Go find the rest of the field definitions and you may find this file easier to read.

Posted: Wed Jan 03, 2007 1:13 am
by KadetG
Yes! You are rigth. I think I can read the data as ASCII. But datastage is not have the "data" type in CFF.

How I can read the integer? I have some information about record:
DAT_PER_KEY = 1 (00 00 00 01)
DY_DT = 1940-01-12 (31 39 34 30 2D 30 31 2D 31 32 )
DY_NUM_IN_WK = 5 (00 09)
DY_NUM_IN_MO = 12 (00 00 00 0C)
DY_NUM_IN_QTR = 12 (00 0C)
DY_IN_EPOCH_NUM = -21903 (FF FF EF 88 ).

Re: HowTo extract data from binary file?

Posted: Wed Jan 03, 2007 1:23 am
by sudeepmantri
Hi, first of all u got to convert the binary file to ascii, in oreder to read data from it. In the format tab of the Sequential file property dialogue box set record length as fixed,character set as EBCDIC and add a property "Export EBCDIC as ascii". This will export the binary data in Ascii form.


Thanks n Regards
Sudeep

Posted: Wed Jan 03, 2007 3:06 am
by ray.wurlod
It's NOT EBCDIC. It's perfectly readable and the code points correspond to ASCII.

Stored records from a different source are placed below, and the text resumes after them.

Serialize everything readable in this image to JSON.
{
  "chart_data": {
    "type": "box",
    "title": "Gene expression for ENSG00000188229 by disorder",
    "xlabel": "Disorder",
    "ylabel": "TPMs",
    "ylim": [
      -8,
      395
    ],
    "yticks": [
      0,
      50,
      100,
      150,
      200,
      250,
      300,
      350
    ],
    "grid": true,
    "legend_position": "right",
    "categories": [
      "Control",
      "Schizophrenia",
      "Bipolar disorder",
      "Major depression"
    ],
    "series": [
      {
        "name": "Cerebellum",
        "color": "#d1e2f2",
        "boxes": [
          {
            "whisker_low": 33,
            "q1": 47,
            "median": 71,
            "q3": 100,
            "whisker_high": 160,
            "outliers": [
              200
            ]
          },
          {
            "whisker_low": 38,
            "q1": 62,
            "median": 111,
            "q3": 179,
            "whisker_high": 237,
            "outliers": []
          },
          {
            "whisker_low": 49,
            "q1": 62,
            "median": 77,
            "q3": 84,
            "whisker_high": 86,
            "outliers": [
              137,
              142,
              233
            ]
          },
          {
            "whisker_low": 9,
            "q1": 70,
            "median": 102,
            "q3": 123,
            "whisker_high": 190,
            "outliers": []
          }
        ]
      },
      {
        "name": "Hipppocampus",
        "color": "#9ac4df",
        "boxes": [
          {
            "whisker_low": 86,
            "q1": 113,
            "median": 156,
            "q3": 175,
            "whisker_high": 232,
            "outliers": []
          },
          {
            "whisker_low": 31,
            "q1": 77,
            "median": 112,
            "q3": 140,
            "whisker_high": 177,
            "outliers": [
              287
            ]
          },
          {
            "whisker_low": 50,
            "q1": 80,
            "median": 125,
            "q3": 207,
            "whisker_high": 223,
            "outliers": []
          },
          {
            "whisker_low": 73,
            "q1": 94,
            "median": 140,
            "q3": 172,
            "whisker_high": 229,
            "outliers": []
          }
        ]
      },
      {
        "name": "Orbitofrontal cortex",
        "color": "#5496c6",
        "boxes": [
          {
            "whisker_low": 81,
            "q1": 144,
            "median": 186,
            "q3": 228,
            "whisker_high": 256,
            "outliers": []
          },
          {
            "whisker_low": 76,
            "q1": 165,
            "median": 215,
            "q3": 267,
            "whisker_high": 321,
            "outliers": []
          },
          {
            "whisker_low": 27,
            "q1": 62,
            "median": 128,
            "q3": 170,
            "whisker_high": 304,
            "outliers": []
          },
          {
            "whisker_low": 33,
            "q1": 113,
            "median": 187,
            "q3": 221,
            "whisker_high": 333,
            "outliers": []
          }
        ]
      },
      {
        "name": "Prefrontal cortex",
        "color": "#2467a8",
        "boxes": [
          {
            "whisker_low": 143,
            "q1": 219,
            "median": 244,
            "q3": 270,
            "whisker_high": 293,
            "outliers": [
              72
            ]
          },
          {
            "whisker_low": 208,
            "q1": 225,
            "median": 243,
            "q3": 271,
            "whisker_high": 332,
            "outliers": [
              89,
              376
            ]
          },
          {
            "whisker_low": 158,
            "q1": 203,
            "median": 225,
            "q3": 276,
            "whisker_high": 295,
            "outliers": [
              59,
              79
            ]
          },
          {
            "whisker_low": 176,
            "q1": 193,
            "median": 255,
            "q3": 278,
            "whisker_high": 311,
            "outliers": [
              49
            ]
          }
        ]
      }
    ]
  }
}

"I have some information about the record" is simply not good enough. You must have ALL of the information about the record.

Once you have this you can read it with a CFF stage or with a Sequential File stage. Create the table definition in the Repository, then load it into whichever stage type you prefer.

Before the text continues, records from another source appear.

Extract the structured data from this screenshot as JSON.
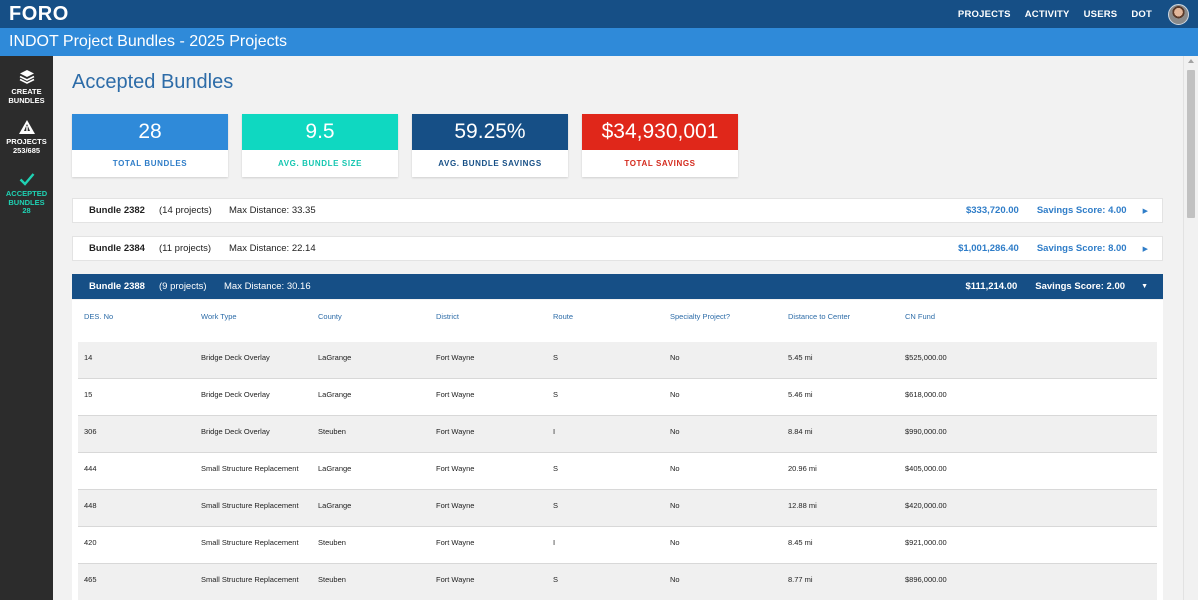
{
  "app": {
    "logo": "FORO",
    "subtitle": "INDOT Project Bundles - 2025 Projects"
  },
  "topnav": {
    "projects": "PROJECTS",
    "activity": "ACTIVITY",
    "users": "USERS",
    "dot": "DOT"
  },
  "sidebar": {
    "create_line1": "CREATE",
    "create_line2": "BUNDLES",
    "projects_line1": "PROJECTS",
    "projects_line2": "253/685",
    "accepted_line1": "ACCEPTED",
    "accepted_line2": "BUNDLES",
    "accepted_line3": "28"
  },
  "page": {
    "title": "Accepted Bundles"
  },
  "stats": [
    {
      "value": "28",
      "label": "TOTAL BUNDLES",
      "color": "#2f8ad9",
      "label_color": "#2f7dc8"
    },
    {
      "value": "9.5",
      "label": "AVG. BUNDLE SIZE",
      "color": "#0fd8c1",
      "label_color": "#14c6b0"
    },
    {
      "value": "59.25%",
      "label": "AVG. BUNDLE SAVINGS",
      "color": "#164f86",
      "label_color": "#164f86"
    },
    {
      "value": "$34,930,001",
      "label": "TOTAL SAVINGS",
      "color": "#e0271a",
      "label_color": "#d42a1d"
    }
  ],
  "bundles": [
    {
      "name": "Bundle 2382",
      "count": "(14 projects)",
      "distance": "Max Distance: 33.35",
      "amount": "$333,720.00",
      "score": "Savings Score: 4.00"
    },
    {
      "name": "Bundle 2384",
      "count": "(11 projects)",
      "distance": "Max Distance: 22.14",
      "amount": "$1,001,286.40",
      "score": "Savings Score: 8.00"
    },
    {
      "name": "Bundle 2388",
      "count": "(9 projects)",
      "distance": "Max Distance: 30.16",
      "amount": "$111,214.00",
      "score": "Savings Score: 2.00"
    }
  ],
  "table": {
    "headers": [
      "DES. No",
      "Work Type",
      "County",
      "District",
      "Route",
      "Specialty Project?",
      "Distance to Center",
      "CN Fund"
    ],
    "rows": [
      [
        "14",
        "Bridge Deck Overlay",
        "LaGrange",
        "Fort Wayne",
        "S",
        "No",
        "5.45 mi",
        "$525,000.00"
      ],
      [
        "15",
        "Bridge Deck Overlay",
        "LaGrange",
        "Fort Wayne",
        "S",
        "No",
        "5.46 mi",
        "$618,000.00"
      ],
      [
        "306",
        "Bridge Deck Overlay",
        "Steuben",
        "Fort Wayne",
        "I",
        "No",
        "8.84 mi",
        "$990,000.00"
      ],
      [
        "444",
        "Small Structure Replacement",
        "LaGrange",
        "Fort Wayne",
        "S",
        "No",
        "20.96 mi",
        "$405,000.00"
      ],
      [
        "448",
        "Small Structure Replacement",
        "LaGrange",
        "Fort Wayne",
        "S",
        "No",
        "12.88 mi",
        "$420,000.00"
      ],
      [
        "420",
        "Small Structure Replacement",
        "Steuben",
        "Fort Wayne",
        "I",
        "No",
        "8.45 mi",
        "$921,000.00"
      ],
      [
        "465",
        "Small Structure Replacement",
        "Steuben",
        "Fort Wayne",
        "S",
        "No",
        "8.77 mi",
        "$896,000.00"
      ]
    ]
  }
}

DY_IN_EPOCH_NUM may be an unsigned integer; you can specify uint32 rather than int32 as the data type in the record schema, or unsigned in the extended column properties in the table definition.

Posted: Wed Jan 03, 2007 4:19 am
by KadetG
2sudeepmantri

I done that. But I have don`t correct the DY_NUM_IN_WK (it equal 9 but should be 5), DY_IN_EPOCH_NUM (it equal -4216 but should be -21903) and date filed by ''. I define it as char 10. :(

Posted: Wed Jan 03, 2007 12:53 pm
by us1aslam1us
KadetG wrote:2sudeepmantri

I done that. But I have don`t correct the DY_NUM_IN_WK (it equal 9 but should be 5), DY_IN_EPOCH_NUM (it equal -4216 but should be -21903) and date filed by ''. I define it as char 10. :(
What do you mean by this? As suggested by Ray use CFF stage and that will probably resolve your issue.

Sam

Posted: Wed Jan 03, 2007 4:48 pm
by ray.wurlod
The "" character is how your data viewer represents a non-printable character, for example tab or esc.

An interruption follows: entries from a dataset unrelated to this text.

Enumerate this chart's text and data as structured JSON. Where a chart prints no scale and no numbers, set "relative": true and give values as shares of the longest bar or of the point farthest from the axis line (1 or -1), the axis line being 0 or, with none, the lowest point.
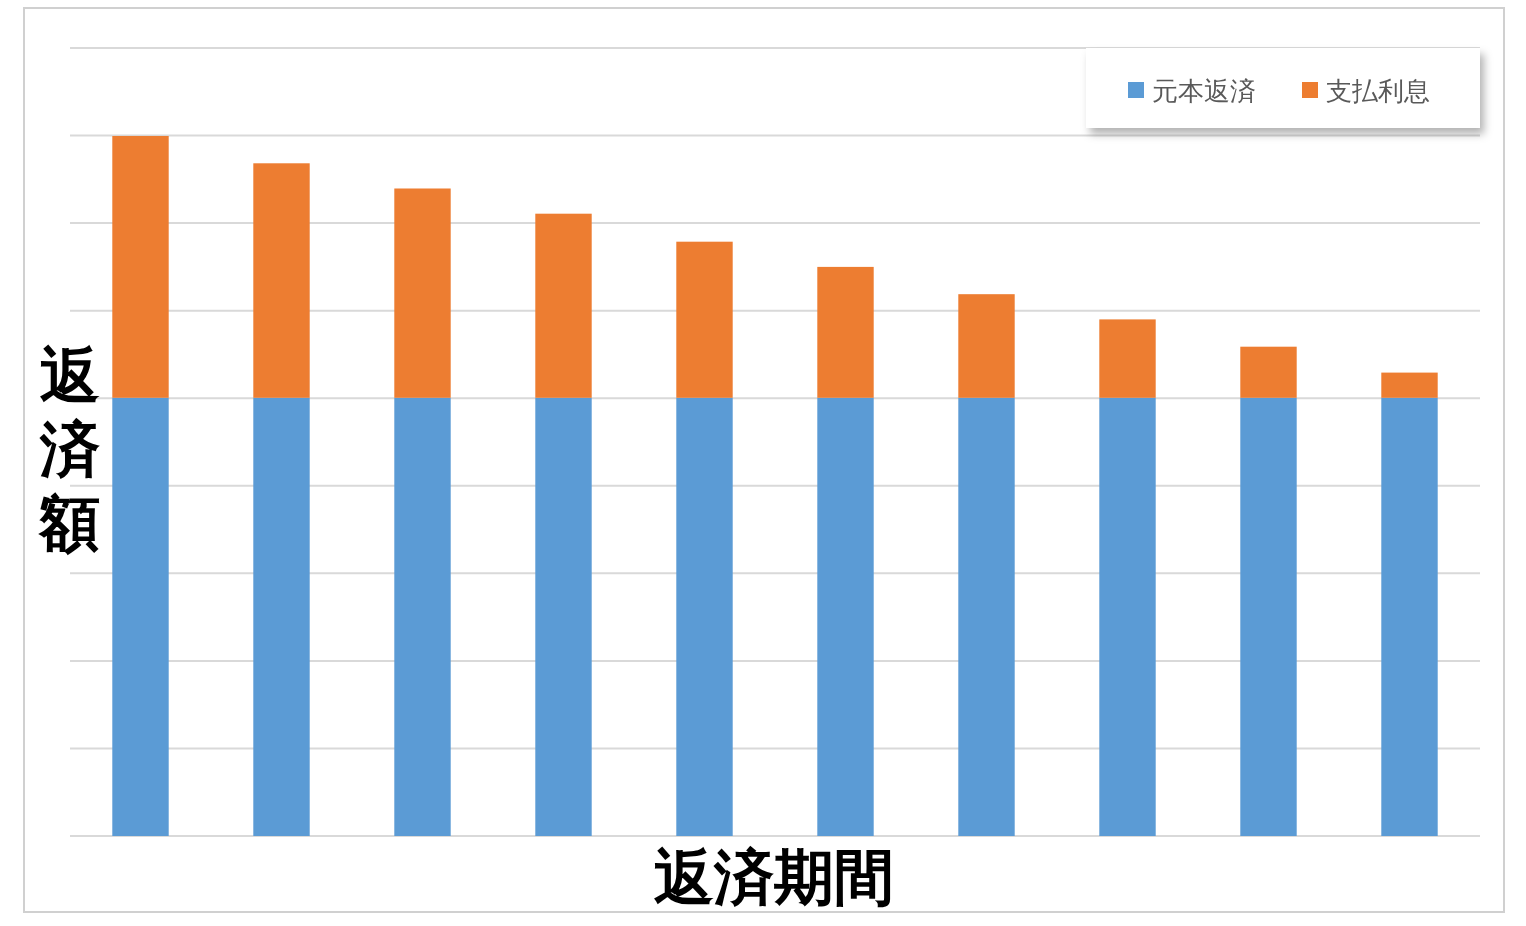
{
  "chart_data": {
    "type": "bar",
    "stacked": true,
    "relative": true,
    "xlabel": "返済期間",
    "ylabel": "返済額",
    "categories": [
      null,
      null,
      null,
      null,
      null,
      null,
      null,
      null,
      null,
      null
    ],
    "grid": "y",
    "legend": "top right",
    "series": [
      {
        "name": "元本返済",
        "color": "#5b9bd5",
        "values": [
          0.626,
          0.626,
          0.626,
          0.626,
          0.626,
          0.626,
          0.626,
          0.626,
          0.626,
          0.626
        ]
      },
      {
        "name": "支払利息",
        "color": "#ed7d31",
        "values": [
          0.374,
          0.335,
          0.299,
          0.263,
          0.223,
          0.187,
          0.148,
          0.112,
          0.073,
          0.036
        ]
      }
    ]
  }
}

As for the "date filled by ''", look again at the hex dump to see what these characters actually are. If they're all 00 this suggests that NULL is represented by ten ASCII NUL characters in a Char(10) field.

Posted: Thu Jan 04, 2007 1:19 am
by KadetG
Hi All

I told about that file with woman who give me it. She said that it file in ebcdic. She can unload the data from mainframe database only in unicode and ebcdic.

I understand that if I read the date in ASCII then file is ASCII file. But strange that DY_NUM_IN_WK = 5 (00 09) and DY_IN_EPOCH_NUM = -21903 (FF FF EF 88 ). That information extracted from mainframe. And woman said that it bacouse the data in ebcdic. Datastage extract DY_NUM_IN_WK = 9 and DY_IN_EPOCH_NUM = -4216.

Posted: Thu Jan 04, 2007 7:44 am
by DSguru2B
Ask her to ndm the file (ftp the file) in ascii mode to you. That can be done.

Posted: Thu Jan 04, 2007 3:38 pm
by ray.wurlod
The FTP utility used to transfer the file may have effected translation from EBCDIC to ASCII.

Posted: Fri Jan 05, 2007 1:26 am
by KadetG
Hi

Sorry... how I can use that?

Posted: Fri Jan 05, 2007 9:44 am
by us1aslam1us
As DsGuru suggested ask the lady to FTP the file in Ascii mode.